Onerous legal requirements and production challenges can hamstring start-ups. In 2018, after three decades at Molson Coors Beverage Company, Blue Moon creator and master brewer Keith Villa left to create THC-infused nonalcoholic beer. Ceria Brewing’s Grainwave Belgian-style white ale was sold in Colorado and California dispensaries, but the roundabout route to market—alcohol-free beer was shipped to copackers for infusion—and added expenses, including special child-resistant caps, led Ceria to cease production in 2022. “To be successful in the brewing industry, it’s more efficient to have a large amount of production and ship across state lines to other markets,” Villa says. Ceria now focuses on its alcohol-free beers sold in around 20 states, and Villa is waiting for federal legalization before trying again with THC beer. “We’re in standby mode.”

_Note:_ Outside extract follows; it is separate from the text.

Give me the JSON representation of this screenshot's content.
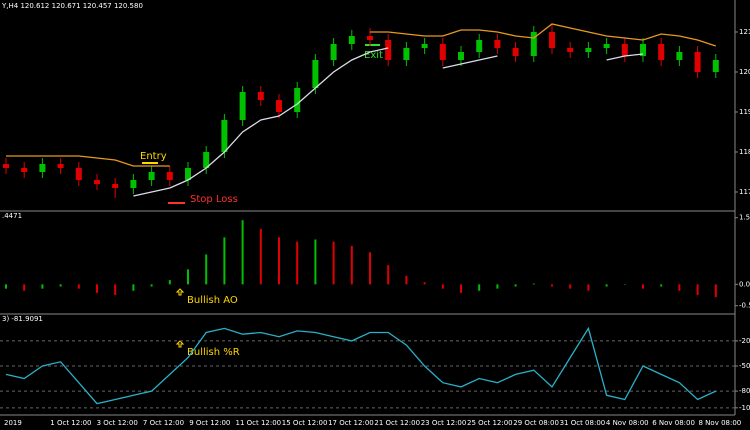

Beverage brand Recess debuted in 2018 with CBD drinks containing stress-reducing adaptogenic herbs, which now account for less than 10 percent of the company’s sales. Recess is prioritizing zero-proof mocktails and the magnesium-packed Mood sparkling waters. “We’re really a healthy relaxation brand,” says founder and CEO Ben Witte. The shift from cannabis-adjacent compounds has helped land Recess in large retailers ranging from Target to Safeway and Amazon. “We’re in 15,000 retail doors,” Witte says. “That’s not CBD.”
Laws evolve glacially in America, especially concerning controlled substances. The government repealed Prohibition in 1933, but alcohol regulations remain under constant renovation. Just last year, Wisconsin allowed wineries to stay open as late as bars (2:30 a.m. on weekends!), and New Jersey recently removed the prerequisite that brewery guests take a tour before buying beer. Anyone making THC drinks must be comfortable contending with laws as stable as quicksand. “We’re still in this flux in the regulatory environment,” Bullock says.
Consumer acceptance is also unpredictable. When Beak & Skiff began exploring CBD and THC beverages, some longtime customers expressed their reservations through pointed emails and phone calls. “There’s this idea that it’s still a gateway drug into other drugs, and that we’re some type of a modern drug dealer,” Brennan says. But a can of a cold THC cider in hand, cracked with friends that might be drinking beer or wine, could uproot cultural assumptions about cannabis and hemp. When there’s no smoke, there might be less ire. Says Eberlein of the Cannabis Beverage Association: “Cannabis beverages can be the gateway for cannabis acceptance overall.”